For water changes, I use RO water mixed with Sulawesi 7.5 and Salty Shrimp GH+. Water changes happen once every several weeks, it's mostly just top offs. I do drop in a bit of fertilizer once every while for the plants. I am still trying to figure out the perfect routine for water changes though but I think 2.5-3 weeks may be the best for them.

The humidity in the tank is very high due to the UG filter and the high temperature requirement. I use plastic wrap and a glass lid to completely cover all openings.

Other than start up, I've found these shrimp to be not too terribly challenging once they settle in, but definitely not for beginners. I did a lot of research, prep and planning and would encourage the same for anyone interested. Still, they are definitely rewarding and are stunning to admire.


----------



## Sean's Ponds (Dec 3, 2015)

Congrats on the acquisition, I had a bit of a delay due to my programmable dimmer/timers not arriving. Had to place the order with a different supplier.
I had lost a lot of algae growth due to burning out two power drivers for the LED lights so I went over a week with no light and the algae just dissolved.
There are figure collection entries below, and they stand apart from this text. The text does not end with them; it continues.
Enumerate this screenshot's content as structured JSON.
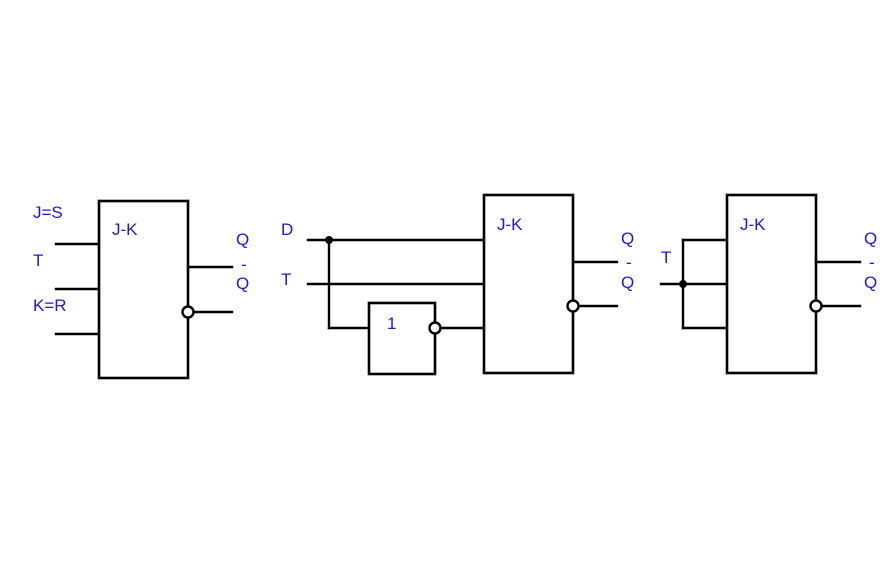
{
  "colors": {
    "label": "#1a1ad6",
    "line": "#000000",
    "background": "#ffffff"
  },
  "left_flipflop": {
    "block_label": "J-K",
    "inputs": {
      "j": "J=S",
      "t": "T",
      "k": "K=R"
    },
    "outputs": {
      "q": "Q",
      "q_bar_mark": "-",
      "q_bar": "Q"
    }
  },
  "middle_flipflop": {
    "block_label": "J-K",
    "inputs": {
      "d": "D",
      "t": "T"
    },
    "inverter_label": "1",
    "outputs": {
      "q": "Q",
      "q_bar_mark": "-",
      "q_bar": "Q"
    }
  },
  "right_flipflop": {
    "block_label": "J-K",
    "inputs": {
      "t": "T"
    },
    "outputs": {
      "q": "Q",
      "q_bar_mark": "-",
      "q_bar": "Q"
    }
  }
}
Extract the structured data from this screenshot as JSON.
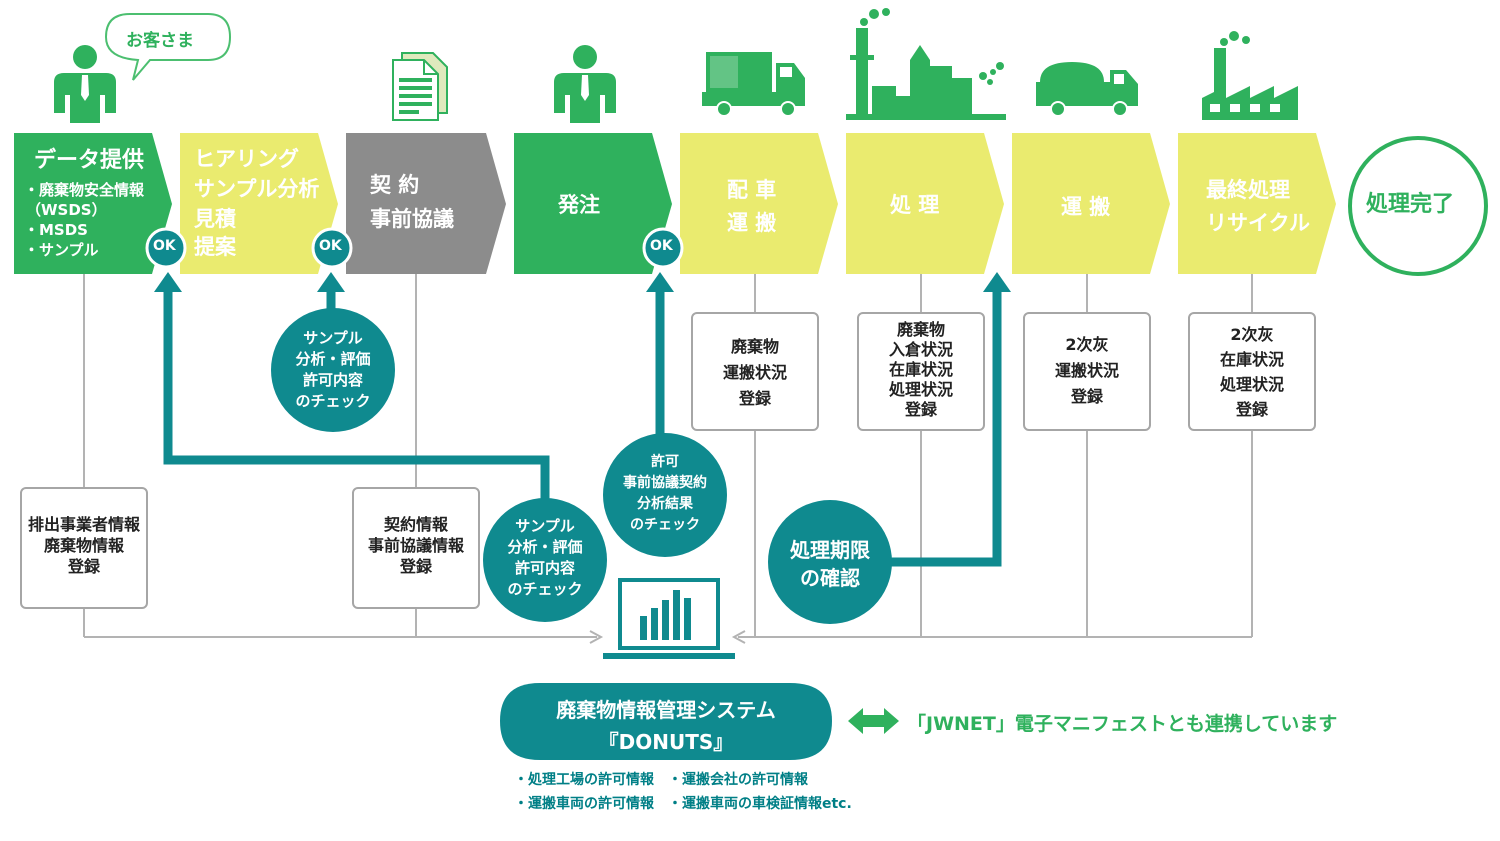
{
  "colors": {
    "dark_green": "#2fb15d",
    "yellow": "#eaeb6f",
    "gray": "#8c8c8c",
    "teal": "#0f8a8f",
    "accent_green": "#2fb15d"
  },
  "customer_bubble": "お客さま",
  "steps": [
    {
      "title": [
        "データ提供"
      ],
      "bullets": [
        "・廃棄物安全情報",
        "（WSDS）",
        "・MSDS",
        "・サンプル"
      ],
      "ok": "OK"
    },
    {
      "title": [
        "ヒアリング",
        "サンプル分析",
        "見積",
        "提案"
      ],
      "ok": "OK"
    },
    {
      "title": [
        "契 約",
        "事前協議"
      ]
    },
    {
      "title": [
        "発注"
      ],
      "ok": "OK"
    },
    {
      "title": [
        "配 車",
        "運 搬"
      ]
    },
    {
      "title": [
        "処 理"
      ]
    },
    {
      "title": [
        "運 搬"
      ]
    },
    {
      "title": [
        "最終処理",
        "リサイクル"
      ]
    },
    {
      "title": [
        "処理完了"
      ]
    }
  ],
  "boxes": [
    {
      "lines": [
        "排出事業者情報",
        "廃棄物情報",
        "登録"
      ]
    },
    {
      "lines": [
        "契約情報",
        "事前協議情報",
        "登録"
      ]
    },
    {
      "lines": [
        "廃棄物",
        "運搬状況",
        "登録"
      ]
    },
    {
      "lines": [
        "廃棄物",
        "入倉状況",
        "在庫状況",
        "処理状況",
        "登録"
      ]
    },
    {
      "lines": [
        "2次灰",
        "運搬状況",
        "登録"
      ]
    },
    {
      "lines": [
        "2次灰",
        "在庫状況",
        "処理状況",
        "登録"
      ]
    }
  ],
  "circles": [
    {
      "lines": [
        "サンプル",
        "分析・評価",
        "許可内容",
        "のチェック"
      ]
    },
    {
      "lines": [
        "サンプル",
        "分析・評価",
        "許可内容",
        "のチェック"
      ]
    },
    {
      "lines": [
        "許可",
        "事前協議契約",
        "分析結果",
        "のチェック"
      ]
    },
    {
      "lines": [
        "処理期限",
        "の確認"
      ]
    }
  ],
  "system": {
    "name": "廃棄物情報管理システム",
    "product": "『DONUTS』"
  },
  "jwnet_link": "「JWNET」電子マニフェストとも連携しています",
  "notes": [
    "・処理工場の許可情報　・運搬会社の許可情報",
    "・運搬車両の許可情報　・運搬車両の車検証情報etc."
  ]
}
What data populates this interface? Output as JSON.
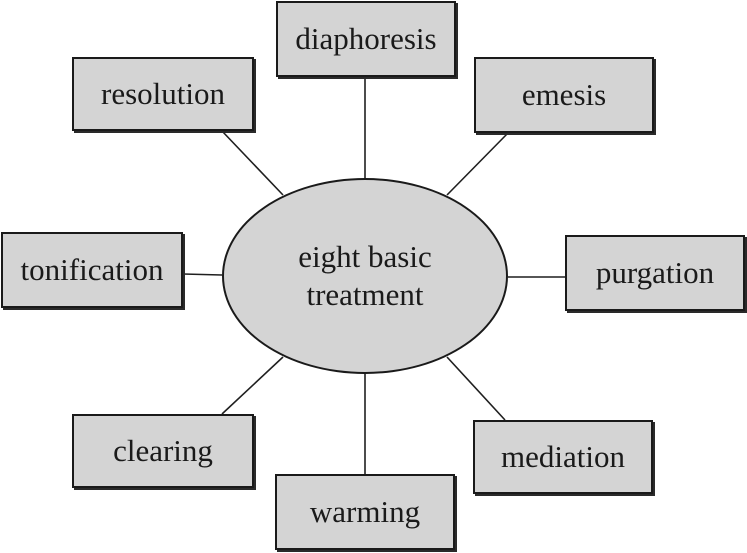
{
  "diagram": {
    "center": {
      "line1": "eight basic",
      "line2": "treatment"
    },
    "nodes": {
      "diaphoresis": "diaphoresis",
      "resolution": "resolution",
      "emesis": "emesis",
      "tonification": "tonification",
      "purgation": "purgation",
      "clearing": "clearing",
      "mediation": "mediation",
      "warming": "warming"
    },
    "colors": {
      "fill": "#d4d4d4",
      "stroke": "#1a1a1a"
    }
  }
}
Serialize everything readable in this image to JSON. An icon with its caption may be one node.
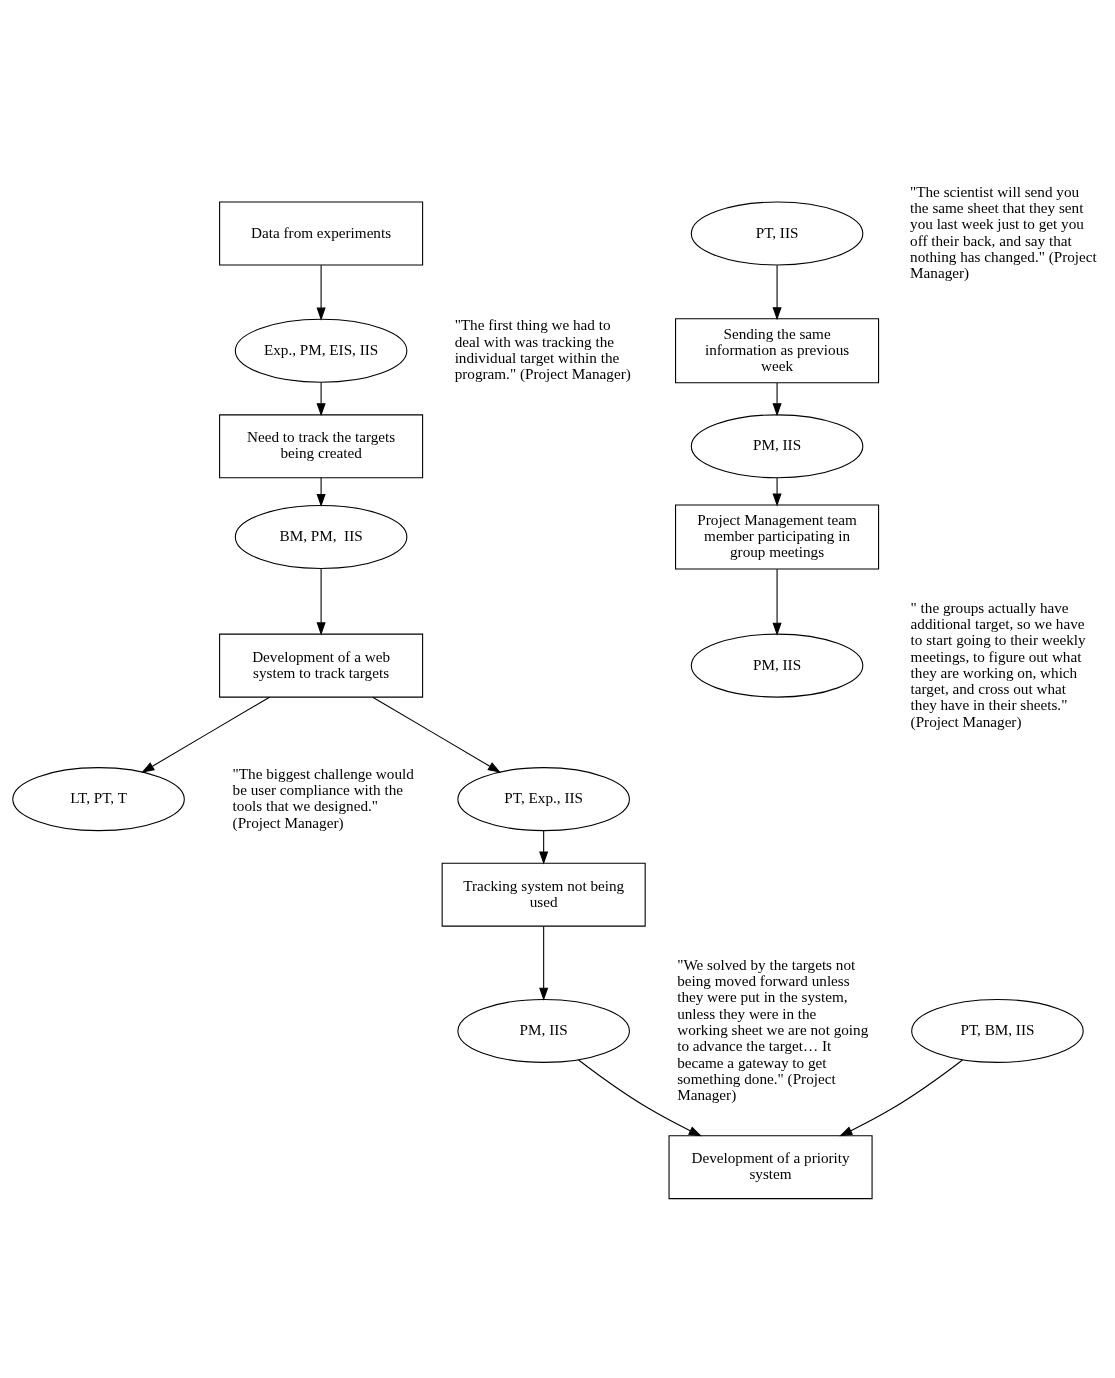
{
  "diagram": {
    "nodes": [
      {
        "text": [
          "Data from experiments"
        ]
      },
      {
        "text": [
          "Exp., PM, EIS, IIS"
        ]
      },
      {
        "text": [
          "Need to track the targets being created"
        ]
      },
      {
        "text": [
          "BM, PM,  IIS"
        ]
      },
      {
        "text": [
          "Development of a web system to track targets"
        ]
      },
      {
        "text": [
          "LT, PT, T"
        ]
      },
      {
        "text": [
          "PT, Exp., IIS"
        ]
      },
      {
        "text": [
          "Tracking system not being used"
        ]
      },
      {
        "text": [
          "PM, IIS"
        ]
      },
      {
        "text": [
          "Development of a priority system"
        ]
      },
      {
        "text": [
          "PT, BM, IIS"
        ]
      },
      {
        "text": [
          "Sending the same information as previous week"
        ]
      },
      {
        "text": [
          "PT, IIS"
        ]
      },
      {
        "text": [
          "Project Management team member participating in group meetings"
        ]
      },
      {
        "text": [
          "PM, IIS"
        ]
      },
      {
        "text": [
          "PM, IIS"
        ]
      }
    ],
    "edges": [
      {
        "from": 0,
        "to": 1,
        "arrow": "to"
      },
      {
        "from": 1,
        "to": 2,
        "arrow": "to"
      },
      {
        "from": 2,
        "to": 3,
        "arrow": "to"
      },
      {
        "from": 3,
        "to": 4,
        "arrow": "to"
      },
      {
        "from": 4,
        "to": 5,
        "arrow": "to"
      },
      {
        "from": 4,
        "to": 6,
        "arrow": "to"
      },
      {
        "from": 6,
        "to": 7,
        "arrow": "to"
      },
      {
        "from": 7,
        "to": 8,
        "arrow": "to"
      },
      {
        "from": 8,
        "to": 9,
        "arrow": "to"
      },
      {
        "from": 10,
        "to": 9,
        "arrow": "to"
      },
      {
        "from": 12,
        "to": 11,
        "arrow": "to"
      },
      {
        "from": 11,
        "to": 14,
        "arrow": "to"
      },
      {
        "from": 14,
        "to": 13,
        "arrow": "to"
      },
      {
        "from": 13,
        "to": 15,
        "arrow": "to"
      }
    ],
    "labels": [
      "\"The first thing we had to deal with was tracking the individual target within the program.\" (Project Manager)",
      "\"The biggest challenge would be user compliance with the tools that we designed.\" (Project Manager)",
      "\"We solved by the targets not being moved forward unless they were put in the system, unless they were in the working sheet we are not going to advance the target… It became a gateway to get something done.\" (Project Manager)",
      "\"The scientist will send you the same sheet that they sent you last week just to get you off their back, and say that nothing has changed.\" (Project Manager)",
      "\" the groups actually have additional target, so we have to start going to their weekly meetings, to figure out what they are working on, which target, and cross out what they have in their sheets.\" (Project Manager)"
    ]
  }
}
I only have one bank of lights running now and the algae is slowly coming back now.

Hopefully you get some berried females soon. Nice to hear of your experience with the slower acclimation. I will keep that in mind when I get mine.

In the mean time I will enjoy the dark blue velvet's and CRS I got from Anna.









Cheers,
Sean


----------



## mysticalnet (Apr 22, 2010)

Beautiful cardinals!


----------